Indexes can speed up data access, but they consume space in the database, and must be updated each time the data are altered. Indexes therefore can speed data access but slow data maintenance. These two properties determine whether a given index is worth the cost.
Storage structures
ordered/unordered flat files
ISAM
heaps
hash buckets
logically-blocked files
B+ trees
The most commonly used[citation needed] are B+ trees and ISAM.
Object databases use a range of storage mechanisms. Some use virtual memory-mapped files to make the native language (C++, Java etc.) objects persistent. This can be highly efficient but it can make multi-language access more difficult. Others disassemble objects into fixed- and varying-length components that are then clustered in fixed sized blocks on disk and reassembled into the appropriate format on either the client or server address space. Another popular technique involves storing the objects in tuples (much like a relational database) which the database server then reassembles into objects for the client.[citation needed]
Other techniques include clustering by category (such as grouping data by month, or location), storing pre-computed query results, known asmaterialized views, partitioning data by range (e.g., a data range) or by hash.

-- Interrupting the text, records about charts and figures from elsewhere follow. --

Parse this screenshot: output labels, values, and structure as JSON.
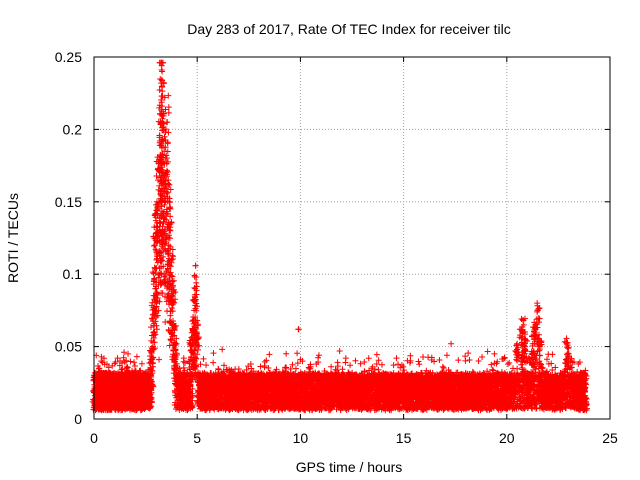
{
  "chart_data": {
    "type": "scatter",
    "title": "Day 283 of 2017, Rate Of TEC Index for receiver tilc",
    "xlabel": "GPS time / hours",
    "ylabel": "ROTI / TECUs",
    "xlim": [
      0,
      25
    ],
    "ylim": [
      0,
      0.25
    ],
    "x_ticks": [
      0,
      5,
      10,
      15,
      20,
      25
    ],
    "y_ticks": [
      0,
      0.05,
      0.1,
      0.15,
      0.2,
      0.25
    ],
    "x_tick_labels": [
      "0",
      "5",
      "10",
      "15",
      "20",
      "25"
    ],
    "y_tick_labels": [
      "0",
      "0.05",
      "0.1",
      "0.15",
      "0.2",
      "0.25"
    ],
    "grid": true,
    "marker": "+",
    "color": "#ff0000",
    "series": [
      {
        "name": "ROTI",
        "points": [
          [
            0.05,
            0.014
          ],
          [
            0.12,
            0.021
          ],
          [
            0.2,
            0.008
          ],
          [
            0.25,
            0.032
          ],
          [
            0.3,
            0.019
          ],
          [
            0.35,
            0.04
          ],
          [
            0.4,
            0.012
          ],
          [
            0.45,
            0.025
          ],
          [
            0.5,
            0.016
          ],
          [
            0.55,
            0.03
          ],
          [
            0.6,
            0.01
          ],
          [
            0.7,
            0.022
          ],
          [
            0.75,
            0.018
          ],
          [
            0.8,
            0.028
          ],
          [
            0.9,
            0.013
          ],
          [
            0.95,
            0.024
          ],
          [
            1.0,
            0.017
          ],
          [
            1.1,
            0.031
          ],
          [
            1.2,
            0.012
          ],
          [
            1.3,
            0.02
          ],
          [
            1.4,
            0.015
          ],
          [
            1.5,
            0.027
          ],
          [
            1.6,
            0.036
          ],
          [
            1.65,
            0.045
          ],
          [
            1.7,
            0.019
          ],
          [
            1.8,
            0.014
          ],
          [
            1.9,
            0.023
          ],
          [
            2.0,
            0.018
          ],
          [
            2.1,
            0.03
          ],
          [
            2.2,
            0.011
          ],
          [
            2.3,
            0.021
          ],
          [
            2.4,
            0.016
          ],
          [
            2.5,
            0.026
          ],
          [
            2.6,
            0.02
          ],
          [
            2.7,
            0.034
          ],
          [
            2.8,
            0.049
          ],
          [
            2.85,
            0.072
          ],
          [
            2.9,
            0.095
          ],
          [
            2.95,
            0.12
          ],
          [
            3.0,
            0.137
          ],
          [
            3.05,
            0.15
          ],
          [
            3.1,
            0.165
          ],
          [
            3.15,
            0.178
          ],
          [
            3.2,
            0.192
          ],
          [
            3.22,
            0.205
          ],
          [
            3.25,
            0.232
          ],
          [
            3.28,
            0.244
          ],
          [
            3.3,
            0.24
          ],
          [
            3.32,
            0.223
          ],
          [
            3.35,
            0.204
          ],
          [
            3.4,
            0.185
          ],
          [
            3.45,
            0.17
          ],
          [
            3.5,
            0.182
          ],
          [
            3.55,
            0.205
          ],
          [
            3.6,
            0.165
          ],
          [
            3.65,
            0.15
          ],
          [
            3.7,
            0.13
          ],
          [
            3.75,
            0.11
          ],
          [
            3.8,
            0.095
          ],
          [
            3.85,
            0.08
          ],
          [
            3.9,
            0.062
          ],
          [
            3.95,
            0.048
          ],
          [
            4.0,
            0.035
          ],
          [
            4.1,
            0.028
          ],
          [
            4.2,
            0.022
          ],
          [
            4.3,
            0.03
          ],
          [
            4.4,
            0.02
          ],
          [
            4.5,
            0.026
          ],
          [
            4.6,
            0.04
          ],
          [
            4.7,
            0.052
          ],
          [
            4.8,
            0.06
          ],
          [
            4.85,
            0.075
          ],
          [
            4.9,
            0.09
          ],
          [
            4.95,
            0.098
          ],
          [
            5.0,
            0.055
          ],
          [
            5.1,
            0.03
          ],
          [
            5.2,
            0.022
          ],
          [
            5.3,
            0.016
          ],
          [
            5.5,
            0.024
          ],
          [
            5.7,
            0.018
          ],
          [
            5.9,
            0.027
          ],
          [
            6.1,
            0.015
          ],
          [
            6.3,
            0.022
          ],
          [
            6.5,
            0.019
          ],
          [
            6.7,
            0.025
          ],
          [
            6.9,
            0.013
          ],
          [
            7.1,
            0.02
          ],
          [
            7.3,
            0.017
          ],
          [
            7.5,
            0.023
          ],
          [
            7.7,
            0.014
          ],
          [
            7.9,
            0.021
          ],
          [
            8.1,
            0.028
          ],
          [
            8.3,
            0.018
          ],
          [
            8.5,
            0.032
          ],
          [
            8.7,
            0.02
          ],
          [
            8.9,
            0.026
          ],
          [
            9.1,
            0.019
          ],
          [
            9.3,
            0.033
          ],
          [
            9.5,
            0.022
          ],
          [
            9.7,
            0.029
          ],
          [
            9.9,
            0.062
          ],
          [
            10.1,
            0.04
          ],
          [
            10.3,
            0.024
          ],
          [
            10.5,
            0.036
          ],
          [
            10.7,
            0.018
          ],
          [
            10.9,
            0.044
          ],
          [
            11.1,
            0.026
          ],
          [
            11.3,
            0.03
          ],
          [
            11.5,
            0.021
          ],
          [
            11.7,
            0.034
          ],
          [
            11.9,
            0.047
          ],
          [
            12.1,
            0.022
          ],
          [
            12.3,
            0.028
          ],
          [
            12.5,
            0.019
          ],
          [
            12.7,
            0.031
          ],
          [
            12.9,
            0.024
          ],
          [
            13.1,
            0.033
          ],
          [
            13.3,
            0.02
          ],
          [
            13.5,
            0.036
          ],
          [
            13.7,
            0.038
          ],
          [
            13.9,
            0.025
          ],
          [
            14.1,
            0.017
          ],
          [
            14.3,
            0.022
          ],
          [
            14.5,
            0.015
          ],
          [
            14.7,
            0.024
          ],
          [
            14.9,
            0.019
          ],
          [
            15.1,
            0.03
          ],
          [
            15.3,
            0.022
          ],
          [
            15.5,
            0.028
          ],
          [
            15.7,
            0.017
          ],
          [
            15.9,
            0.025
          ],
          [
            16.1,
            0.02
          ],
          [
            16.3,
            0.032
          ],
          [
            16.5,
            0.018
          ],
          [
            16.7,
            0.026
          ],
          [
            16.9,
            0.036
          ],
          [
            17.1,
            0.044
          ],
          [
            17.3,
            0.052
          ],
          [
            17.5,
            0.028
          ],
          [
            17.7,
            0.021
          ],
          [
            17.9,
            0.03
          ],
          [
            18.1,
            0.019
          ],
          [
            18.3,
            0.027
          ],
          [
            18.5,
            0.022
          ],
          [
            18.7,
            0.031
          ],
          [
            18.9,
            0.018
          ],
          [
            19.1,
            0.025
          ],
          [
            19.3,
            0.034
          ],
          [
            19.5,
            0.02
          ],
          [
            19.7,
            0.029
          ],
          [
            19.9,
            0.042
          ],
          [
            20.1,
            0.026
          ],
          [
            20.3,
            0.035
          ],
          [
            20.5,
            0.048
          ],
          [
            20.7,
            0.062
          ],
          [
            20.8,
            0.068
          ],
          [
            20.9,
            0.055
          ],
          [
            21.0,
            0.04
          ],
          [
            21.1,
            0.03
          ],
          [
            21.2,
            0.045
          ],
          [
            21.3,
            0.058
          ],
          [
            21.4,
            0.062
          ],
          [
            21.5,
            0.075
          ],
          [
            21.6,
            0.05
          ],
          [
            21.7,
            0.035
          ],
          [
            21.8,
            0.025
          ],
          [
            21.9,
            0.032
          ],
          [
            22.1,
            0.02
          ],
          [
            22.3,
            0.027
          ],
          [
            22.5,
            0.018
          ],
          [
            22.7,
            0.03
          ],
          [
            22.9,
            0.052
          ],
          [
            23.0,
            0.045
          ],
          [
            23.1,
            0.022
          ],
          [
            23.3,
            0.028
          ],
          [
            23.5,
            0.019
          ],
          [
            23.7,
            0.024
          ],
          [
            23.8,
            0.016
          ]
        ]
      }
    ]
  }
}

Memory management and storage topology can be important design choices for database designers as well. Just as normalization is used to reduce storage requirements and improve database designs, conversely denormalization is often used to reduce join complexity and reduce query execution time.[5]
Object database models
In recent years, the object-oriented paradigm has been applied in areas such as engineering and spatial databases, telecommunications and in various scientific domains. The conglomeration of object oriented programming and database technology led to this new kind of database. These databases attempt to bring the database world and the application-programming world closer together, in particular by ensuring that the database uses the same type system as the application program. This aims to avoid the overhead (sometimes referred to as theimpedance mismatch) of converting information between its representation in the database (for example as rows in tables) and its representation in the application program (typically as objects). At the same time, object databases attempt to introduce key ideas of object programming, such as encapsulation and polymorphism, into the world of databases.
A variety of these ways have been tried[by whom?] for storing objects in a database. Some products have approached the problem from the application-programming side, by making the objects manipulated by the program persistent. This also typically requires the addition of some kind of query language, since conventional programming languages do not provide language-level functionality for finding objects based on their information content. Others[which?] have attacked the problem from the database end, by defining an object-oriented data model for the database, and defining a database programming language that allows full programming capabilities as well as traditional query facilities.